A team of New York-based researchers was able to reconstruct words using only brain activity, an innovation that could pave the way for brain-controlled technologies like, say, a smartphone that can translate your thoughts into text messages.
Dr. Nima Mesgarani, an associate professor at Columbia University, led the study and tells Inverse that he sees great potential to help restore speech to people recovering from a stroke or living with amyotrophic lateral sclerosis (ALS). Further down the line, this type of tech could also open up doors to brain-connected smartphones that could let users text using their minds, though that’s still a ways away. His work was published in the journal Scientific Reports.
“One of the motivations of this work…is for alternative human-computer interaction methods, such as a possible interface between a user and a smartphone,” he says. “However, that is still far from reality, and at the moment, the information that can be extracted using non-invasive methods is not good enough for a speech brain-computer interface application.”
To develop the new technique, Mesgarani and his colleague, Dr. Ashesh Dinesh Mehta from the Northwell Health Physician Partners Neuroscience Institute, began by examining the brain activity of epilepsy patients for their study. These patients already had electrode implants in their brains to monitor seizures, which Mesgarani and Mehta were able to use to gather data for their research.
The duo asked willing participants to listen to speakers recite the numbers between zero and nine, and then recorded the brain signals from that interaction. Next, they trained a neural network — a program that imitates neuron structure in the human brain — to recognize patterns in the signals and translate them into robotic-sounding words using a speech synthesizer, known as a vocoder.
The result was a short voice clip of what sounds like Microsoft Sam counting from zero to nine. The impressive part is just how clear the speech is compared to other methods the researchers tested. There’s still a lot of work to be done, though.
"It may take a decade before this technology becomes available."
“It may take a decade before this technology becomes available,” says Mesgarani. “We need more progress both in long-term, bio-compatible implantable electrodes and/or breakthrough technologies in non-invasive neural recording methods. We also need a better understanding of how the brain represents speech, so that we can refine our decoding methods.”
The patients who were a part of this study, for example, all had brain surgery to implant electrocorticography monitors. This is an extremely invasive process that requires open brain surgery, something that most people might not be willing to undergo, even if there was a possibility of restoring some of their speech capabilities.
For now, this study introduced a method for decoding brain signals into speech. If we figure out how to accurately detect brain activity without surgery, we’ll be one step closer to not only revolutionizing speech therapy, but potentially toward bringing about brain-connected smartphones.
Brain-computer interface research has been receiving newfound interest in the past few years.
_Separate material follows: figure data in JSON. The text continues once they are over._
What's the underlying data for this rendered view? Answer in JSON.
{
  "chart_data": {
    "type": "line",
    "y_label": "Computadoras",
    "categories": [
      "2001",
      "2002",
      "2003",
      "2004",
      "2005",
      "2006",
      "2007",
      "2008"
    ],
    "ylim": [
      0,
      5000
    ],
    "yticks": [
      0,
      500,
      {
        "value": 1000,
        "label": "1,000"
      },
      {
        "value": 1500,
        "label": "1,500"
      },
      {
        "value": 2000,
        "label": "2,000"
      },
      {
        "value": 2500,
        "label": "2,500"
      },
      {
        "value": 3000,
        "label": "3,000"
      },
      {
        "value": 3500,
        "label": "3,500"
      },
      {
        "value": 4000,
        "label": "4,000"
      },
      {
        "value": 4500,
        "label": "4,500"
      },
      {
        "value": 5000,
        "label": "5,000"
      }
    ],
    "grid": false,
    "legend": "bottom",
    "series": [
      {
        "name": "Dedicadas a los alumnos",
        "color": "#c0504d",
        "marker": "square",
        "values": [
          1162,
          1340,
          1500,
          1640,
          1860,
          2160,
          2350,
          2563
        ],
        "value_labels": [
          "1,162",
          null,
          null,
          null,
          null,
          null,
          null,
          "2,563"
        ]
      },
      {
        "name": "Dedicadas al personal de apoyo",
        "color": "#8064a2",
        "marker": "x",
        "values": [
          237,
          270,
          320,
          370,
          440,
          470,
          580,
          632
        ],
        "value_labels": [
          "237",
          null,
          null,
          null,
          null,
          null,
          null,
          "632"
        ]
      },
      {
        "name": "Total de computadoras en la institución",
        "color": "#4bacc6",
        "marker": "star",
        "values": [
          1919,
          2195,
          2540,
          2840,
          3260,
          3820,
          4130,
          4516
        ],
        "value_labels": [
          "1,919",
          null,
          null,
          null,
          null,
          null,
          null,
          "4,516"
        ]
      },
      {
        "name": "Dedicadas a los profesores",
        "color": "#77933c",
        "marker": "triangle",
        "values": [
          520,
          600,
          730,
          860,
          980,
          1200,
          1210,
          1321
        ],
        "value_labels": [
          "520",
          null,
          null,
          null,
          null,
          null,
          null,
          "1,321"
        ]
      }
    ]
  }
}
In April 2017, Facebook announced it was working on a BCI during its annual F8 conference. And Elon Musk announced in November 2018 that Neuralink, his own BCI startup, was hiring.
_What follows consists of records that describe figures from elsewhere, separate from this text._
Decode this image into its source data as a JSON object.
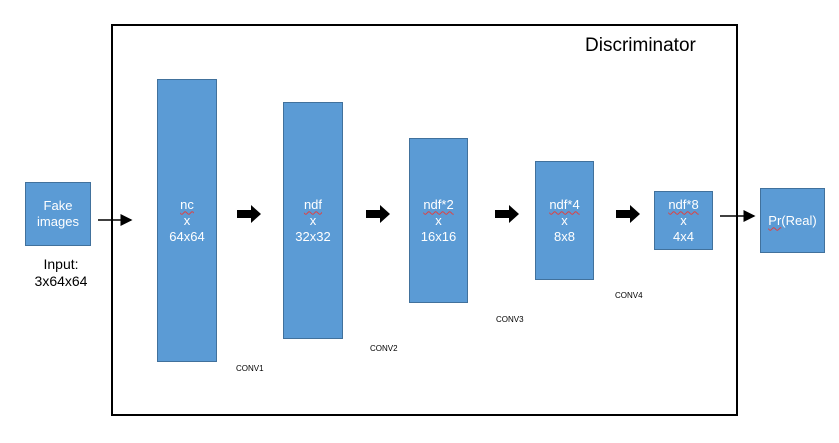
{
  "title": "Discriminator",
  "input_box": {
    "line1": "Fake",
    "line2": "images"
  },
  "input_label": {
    "line1": "Input:",
    "line2": "3x64x64"
  },
  "layers": [
    {
      "top": "nc",
      "mid": "x",
      "bottom": "64x64",
      "conv": "CONV1"
    },
    {
      "top": "ndf",
      "mid": "x",
      "bottom": "32x32",
      "conv": "CONV2"
    },
    {
      "top": "ndf*2",
      "mid": "x",
      "bottom": "16x16",
      "conv": "CONV3"
    },
    {
      "top": "ndf*4",
      "mid": "x",
      "bottom": "8x8",
      "conv": "CONV4"
    },
    {
      "top": "ndf*8",
      "mid": "x",
      "bottom": "4x4"
    }
  ],
  "output_box": {
    "prefix": "Pr",
    "suffix": "(Real)"
  },
  "colors": {
    "box_fill": "#5b9bd5",
    "box_border": "#41719c",
    "frame": "#000000"
  }
}
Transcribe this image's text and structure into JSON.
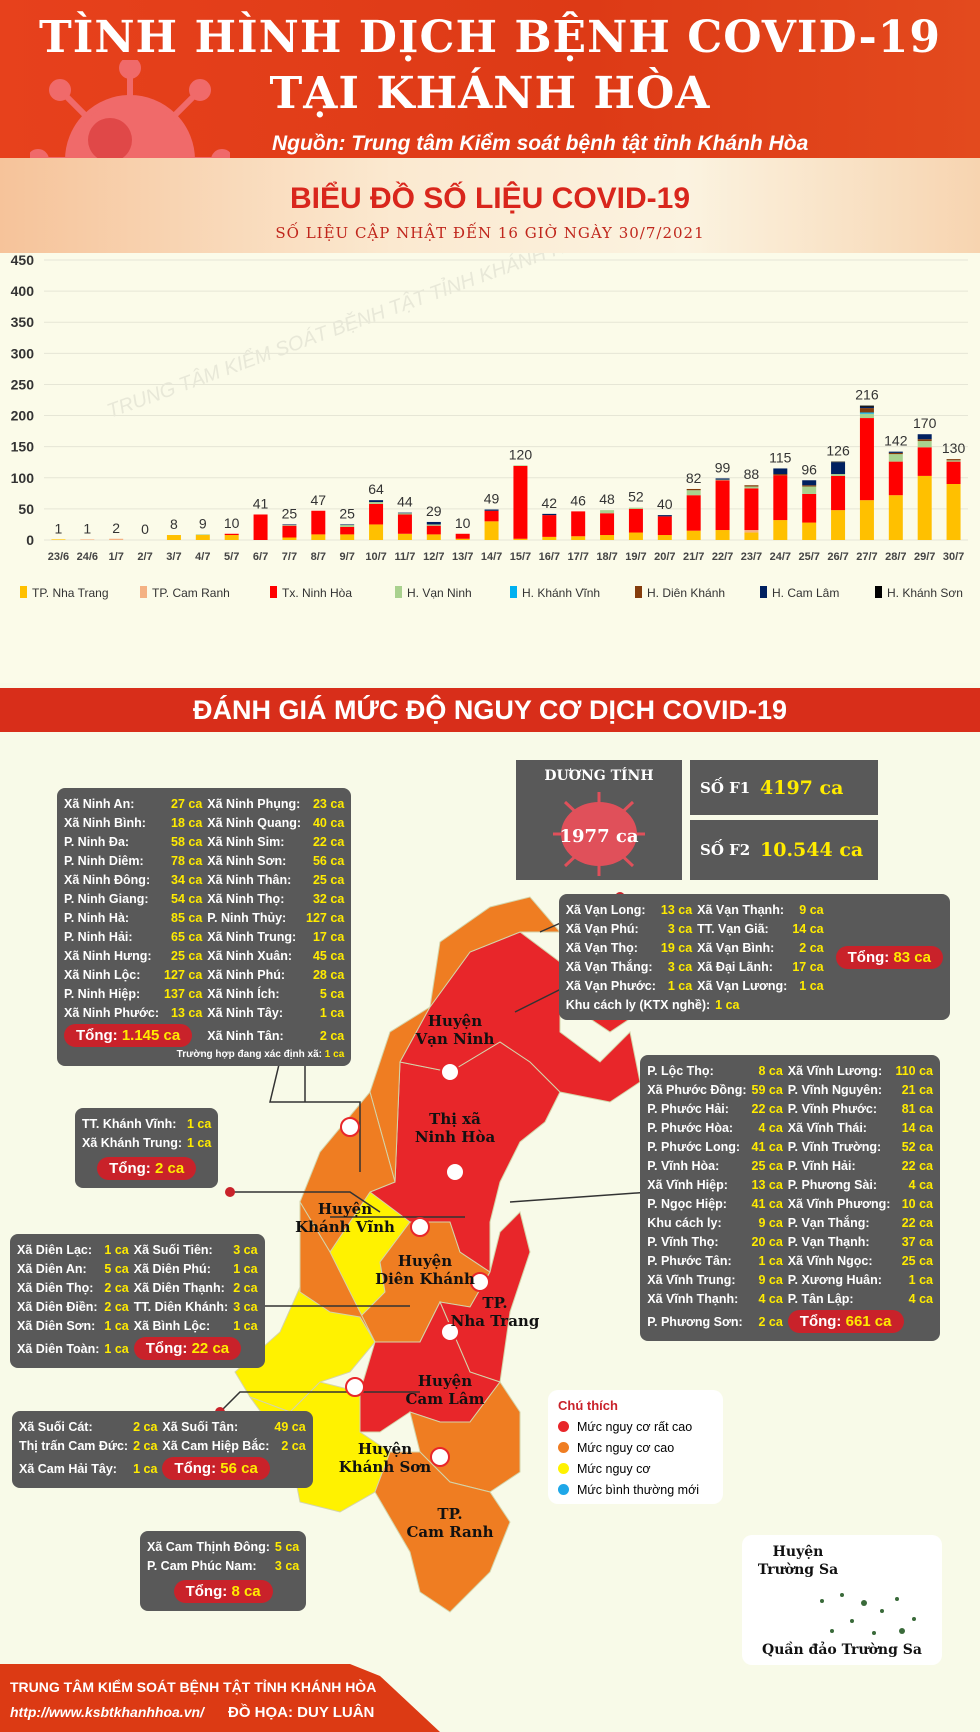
{
  "header": {
    "title1": "TÌNH HÌNH DỊCH BỆNH COVID-19",
    "title2": "TẠI KHÁNH HÒA",
    "source": "Nguồn: Trung tâm Kiểm soát bệnh tật tỉnh Khánh Hòa"
  },
  "band": {
    "title": "BIỂU ĐỒ SỐ LIỆU COVID-19",
    "subtitle": "SỐ LIỆU CẬP NHẬT ĐẾN 16 GIỜ NGÀY 30/7/2021"
  },
  "chart_data": {
    "type": "bar",
    "stacked": true,
    "watermark": "TRUNG TÂM KIỂM SOÁT BỆNH TẬT TỈNH KHÁNH HÒA",
    "ylim": [
      0,
      450
    ],
    "yticks": [
      0,
      50,
      100,
      150,
      200,
      250,
      300,
      350,
      400,
      450
    ],
    "grid": true,
    "legend_position": "bottom",
    "categories": [
      "23/6",
      "24/6",
      "1/7",
      "2/7",
      "3/7",
      "4/7",
      "5/7",
      "6/7",
      "7/7",
      "8/7",
      "9/7",
      "10/7",
      "11/7",
      "12/7",
      "13/7",
      "14/7",
      "15/7",
      "16/7",
      "17/7",
      "18/7",
      "19/7",
      "20/7",
      "21/7",
      "22/7",
      "23/7",
      "24/7",
      "25/7",
      "26/7",
      "27/7",
      "28/7",
      "29/7",
      "30/7"
    ],
    "totals": [
      1,
      1,
      2,
      0,
      8,
      9,
      10,
      41,
      25,
      47,
      25,
      64,
      44,
      29,
      10,
      49,
      120,
      42,
      46,
      48,
      52,
      40,
      82,
      99,
      88,
      115,
      96,
      126,
      216,
      142,
      170,
      130
    ],
    "series": [
      {
        "name": "TP. Nha Trang",
        "color": "#ffc000",
        "values": [
          1,
          0,
          0,
          0,
          8,
          8,
          8,
          0,
          4,
          9,
          9,
          25,
          10,
          9,
          2,
          30,
          2,
          5,
          6,
          8,
          12,
          8,
          15,
          16,
          12,
          32,
          28,
          48,
          64,
          72,
          103,
          90
        ]
      },
      {
        "name": "TP. Cam Ranh",
        "color": "#f4b183",
        "values": [
          0,
          1,
          2,
          0,
          0,
          0,
          0,
          0,
          0,
          0,
          0,
          0,
          0,
          0,
          0,
          0,
          0,
          0,
          0,
          0,
          0,
          0,
          0,
          0,
          4,
          0,
          0,
          0,
          0,
          0,
          0,
          0
        ]
      },
      {
        "name": "Tx. Ninh Hòa",
        "color": "#ff0000",
        "values": [
          0,
          0,
          0,
          0,
          0,
          0,
          2,
          41,
          19,
          38,
          12,
          33,
          31,
          14,
          8,
          17,
          117,
          35,
          40,
          35,
          38,
          30,
          57,
          80,
          67,
          72,
          46,
          55,
          132,
          54,
          46,
          36
        ]
      },
      {
        "name": "H. Vạn Ninh",
        "color": "#a9d18e",
        "values": [
          0,
          0,
          0,
          0,
          0,
          1,
          0,
          0,
          1,
          0,
          3,
          3,
          2,
          2,
          0,
          0,
          1,
          0,
          0,
          5,
          2,
          0,
          8,
          1,
          3,
          0,
          12,
          3,
          7,
          12,
          10,
          2
        ]
      },
      {
        "name": "H. Khánh Vĩnh",
        "color": "#00b0f0",
        "values": [
          0,
          0,
          0,
          0,
          0,
          0,
          0,
          0,
          0,
          0,
          0,
          0,
          0,
          0,
          0,
          0,
          0,
          0,
          0,
          0,
          0,
          0,
          0,
          0,
          0,
          0,
          0,
          0,
          2,
          0,
          0,
          0
        ]
      },
      {
        "name": "H. Diên Khánh",
        "color": "#843c0c",
        "values": [
          0,
          0,
          0,
          0,
          0,
          0,
          0,
          0,
          0,
          0,
          0,
          0,
          0,
          0,
          0,
          0,
          0,
          0,
          0,
          0,
          0,
          0,
          2,
          0,
          2,
          2,
          2,
          0,
          7,
          2,
          3,
          2
        ]
      },
      {
        "name": "H. Cam Lâm",
        "color": "#002060",
        "values": [
          0,
          0,
          0,
          0,
          0,
          0,
          0,
          0,
          1,
          0,
          1,
          3,
          1,
          4,
          0,
          2,
          0,
          2,
          0,
          0,
          0,
          2,
          0,
          2,
          0,
          9,
          8,
          19,
          2,
          2,
          8,
          0
        ]
      },
      {
        "name": "H. Khánh Sơn",
        "color": "#000000",
        "values": [
          0,
          0,
          0,
          0,
          0,
          0,
          0,
          0,
          0,
          0,
          0,
          0,
          0,
          0,
          0,
          0,
          0,
          0,
          0,
          0,
          0,
          0,
          0,
          0,
          0,
          0,
          0,
          1,
          2,
          0,
          0,
          0
        ]
      }
    ]
  },
  "section_title": "ĐÁNH GIÁ MỨC ĐỘ NGUY CƠ DỊCH COVID-19",
  "summary": {
    "positive_label": "DƯƠNG TÍNH",
    "positive_value": "1977 ca",
    "f1_label": "SỐ F1",
    "f1_value": "4197 ca",
    "f2_label": "SỐ F2",
    "f2_value": "10.544 ca"
  },
  "boxes": {
    "ninh_hoa": {
      "rows": [
        [
          "Xã Ninh An:",
          "27 ca",
          "Xã Ninh Phụng:",
          "23 ca"
        ],
        [
          "Xã Ninh Bình:",
          "18 ca",
          "Xã Ninh Quang:",
          "40 ca"
        ],
        [
          "P. Ninh Đa:",
          "58 ca",
          "Xã Ninh Sim:",
          "22 ca"
        ],
        [
          "P. Ninh Diêm:",
          "78 ca",
          "Xã Ninh Sơn:",
          "56 ca"
        ],
        [
          "Xã Ninh Đông:",
          "34 ca",
          "Xã Ninh Thân:",
          "25 ca"
        ],
        [
          "P. Ninh Giang:",
          "54 ca",
          "Xã Ninh Thọ:",
          "32 ca"
        ],
        [
          "P. Ninh Hà:",
          "85 ca",
          "P. Ninh Thủy:",
          "127 ca"
        ],
        [
          "P. Ninh Hải:",
          "65 ca",
          "Xã Ninh Trung:",
          "17 ca"
        ],
        [
          "Xã Ninh Hưng:",
          "25 ca",
          "Xã Ninh Xuân:",
          "45 ca"
        ],
        [
          "Xã Ninh Lộc:",
          "127 ca",
          "Xã Ninh Phú:",
          "28 ca"
        ],
        [
          "P. Ninh Hiệp:",
          "137 ca",
          "Xã Ninh Ích:",
          "5 ca"
        ],
        [
          "Xã Ninh Phước:",
          "13 ca",
          "Xã Ninh Tây:",
          "1 ca"
        ],
        [
          "",
          "",
          "Xã Ninh Tân:",
          "2 ca"
        ]
      ],
      "total_label": "Tổng:",
      "total": "1.145 ca",
      "note": "Trường hợp đang xác định xã:",
      "note_value": "1 ca"
    },
    "van_ninh": {
      "rows": [
        [
          "Xã Vạn Long:",
          "13 ca",
          "Xã Vạn Thạnh:",
          "9 ca"
        ],
        [
          "Xã Vạn Phú:",
          "3 ca",
          "TT. Vạn Giã:",
          "14 ca"
        ],
        [
          "Xã Vạn Thọ:",
          "19 ca",
          "Xã Vạn Bình:",
          "2 ca"
        ],
        [
          "Xã Vạn Thắng:",
          "3 ca",
          "Xã Đại Lãnh:",
          "17 ca"
        ],
        [
          "Xã Vạn Phước:",
          "1 ca",
          "Xã Vạn Lương:",
          "1 ca"
        ],
        [
          "Khu cách ly (KTX nghề):",
          "1 ca",
          "",
          ""
        ]
      ],
      "total_label": "Tổng:",
      "total": "83 ca"
    },
    "nha_trang": {
      "rows": [
        [
          "P. Lộc Thọ:",
          "8 ca",
          "Xã Vĩnh Lương:",
          "110 ca"
        ],
        [
          "Xã Phước Đồng:",
          "59 ca",
          "P. Vĩnh Nguyên:",
          "21 ca"
        ],
        [
          "P. Phước Hải:",
          "22 ca",
          "P. Vĩnh Phước:",
          "81 ca"
        ],
        [
          "P. Phước Hòa:",
          "4 ca",
          "Xã Vĩnh Thái:",
          "14 ca"
        ],
        [
          "P. Phước Long:",
          "41 ca",
          "P. Vĩnh Trường:",
          "52 ca"
        ],
        [
          "P. Vĩnh Hòa:",
          "25 ca",
          "P. Vĩnh Hải:",
          "22 ca"
        ],
        [
          "Xã Vĩnh Hiệp:",
          "13 ca",
          "P. Phương Sài:",
          "4 ca"
        ],
        [
          "P. Ngọc Hiệp:",
          "41 ca",
          "Xã Vĩnh Phương:",
          "10 ca"
        ],
        [
          "Khu cách ly:",
          "9 ca",
          "P. Vạn Thắng:",
          "22 ca"
        ],
        [
          "P. Vĩnh Thọ:",
          "20 ca",
          "P. Vạn Thạnh:",
          "37 ca"
        ],
        [
          "P. Phước Tân:",
          "1 ca",
          "Xã Vĩnh Ngọc:",
          "25 ca"
        ],
        [
          "Xã Vĩnh Trung:",
          "9 ca",
          "P. Xương Huân:",
          "1 ca"
        ],
        [
          "Xã Vĩnh Thạnh:",
          "4 ca",
          "P. Tân Lập:",
          "4 ca"
        ],
        [
          "P. Phương Sơn:",
          "2 ca",
          "",
          ""
        ]
      ],
      "total_label": "Tổng:",
      "total": "661 ca"
    },
    "khanh_vinh": {
      "rows": [
        [
          "TT. Khánh Vĩnh:",
          "1 ca"
        ],
        [
          "Xã Khánh Trung:",
          "1 ca"
        ]
      ],
      "total_label": "Tổng:",
      "total": "2 ca"
    },
    "dien_khanh": {
      "rows": [
        [
          "Xã Diên Lạc:",
          "1 ca",
          "Xã Suối Tiên:",
          "3 ca"
        ],
        [
          "Xã Diên An:",
          "5 ca",
          "Xã Diên Phú:",
          "1 ca"
        ],
        [
          "Xã Diên Thọ:",
          "2 ca",
          "Xã Diên Thạnh:",
          "2 ca"
        ],
        [
          "Xã Diên Điền:",
          "2 ca",
          "TT. Diên Khánh:",
          "3 ca"
        ],
        [
          "Xã Diên Sơn:",
          "1 ca",
          "Xã Bình Lộc:",
          "1 ca"
        ],
        [
          "Xã Diên Toàn:",
          "1 ca",
          "",
          ""
        ]
      ],
      "total_label": "Tổng:",
      "total": "22 ca"
    },
    "cam_lam": {
      "rows": [
        [
          "Xã Suối Cát:",
          "2 ca",
          "Xã Suối Tân:",
          "49 ca"
        ],
        [
          "Thị trấn Cam Đức:",
          "2 ca",
          "Xã Cam Hiệp Bắc:",
          "2 ca"
        ],
        [
          "Xã Cam Hải Tây:",
          "1 ca",
          "",
          ""
        ]
      ],
      "total_label": "Tổng:",
      "total": "56 ca"
    },
    "cam_ranh": {
      "rows": [
        [
          "Xã Cam Thịnh Đông:",
          "5 ca"
        ],
        [
          "P. Cam Phúc Nam:",
          "3 ca"
        ]
      ],
      "total_label": "Tổng:",
      "total": "8 ca"
    }
  },
  "map_labels": {
    "van_ninh": "Huyện\nVạn Ninh",
    "ninh_hoa": "Thị xã\nNinh Hòa",
    "khanh_vinh": "Huyện\nKhánh Vĩnh",
    "dien_khanh": "Huyện\nDiên Khánh",
    "nha_trang": "TP.\nNha Trang",
    "cam_lam": "Huyện\nCam Lâm",
    "khanh_son": "Huyện\nKhánh Sơn",
    "cam_ranh": "TP.\nCam Ranh"
  },
  "legend": {
    "title": "Chú thích",
    "items": [
      {
        "label": "Mức nguy cơ rất cao",
        "color": "#e8262a"
      },
      {
        "label": "Mức nguy cơ cao",
        "color": "#ef7d22"
      },
      {
        "label": "Mức nguy cơ",
        "color": "#fff200"
      },
      {
        "label": "Mức bình thường mới",
        "color": "#1ea7e8"
      }
    ]
  },
  "truong_sa": {
    "title": "Huyện\nTrường Sa",
    "caption": "Quần đảo Trường Sa"
  },
  "footer": {
    "org": "TRUNG TÂM KIỂM SOÁT BỆNH TẬT TỈNH KHÁNH HÒA",
    "url": "http://www.ksbtkhanhhoa.vn/",
    "credit": "ĐỒ HỌA: DUY LUÂN"
  }
}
Auditory stimulus reconstruction is a technique that finds the best approximation of the acoustic stimulus from the population of evoked neural activity. Reconstructing speech from the human auditory cortex creates the possibility of a speech neuroprosthetic to establish a direct communication with the brain and has been shown to be possible in both overt and covert conditions. However, the low quality of the reconstructed speech has severely limited the utility of this method for brain-computer interface (BCI) applications. To advance the state-of-the-art in speech neuroprosthesis, we combined the recent advances in deep learning with the latest innovations in speech synthesis technologies to reconstruct closed-set intelligible speech from the human auditory cortex. We investigated the dependence of reconstruction accuracy on linear and nonlinear (deep neural network) regression methods and the acoustic representation that is used as the target of reconstruction, including auditory spectrogram and speech synthesis parameters. In addition, we compared the reconstruction accuracy from low and high neural frequency ranges. Our results show that a deep neural network model that directly estimates the parameters of a speech synthesizer from all neural frequencies achieves the highest subjective and objective scores on a digit recognition task, improving the intelligibility by 65% over the baseline method which used linear regression to reconstruct the auditory spectrogram. These results demonstrate the efficacy of deep learning and speech synthesis algorithms for designing the next generation of speech BCI systems, which not only can restore communications for paralyzed patients but also have the potential to transform human-computer interaction technologies.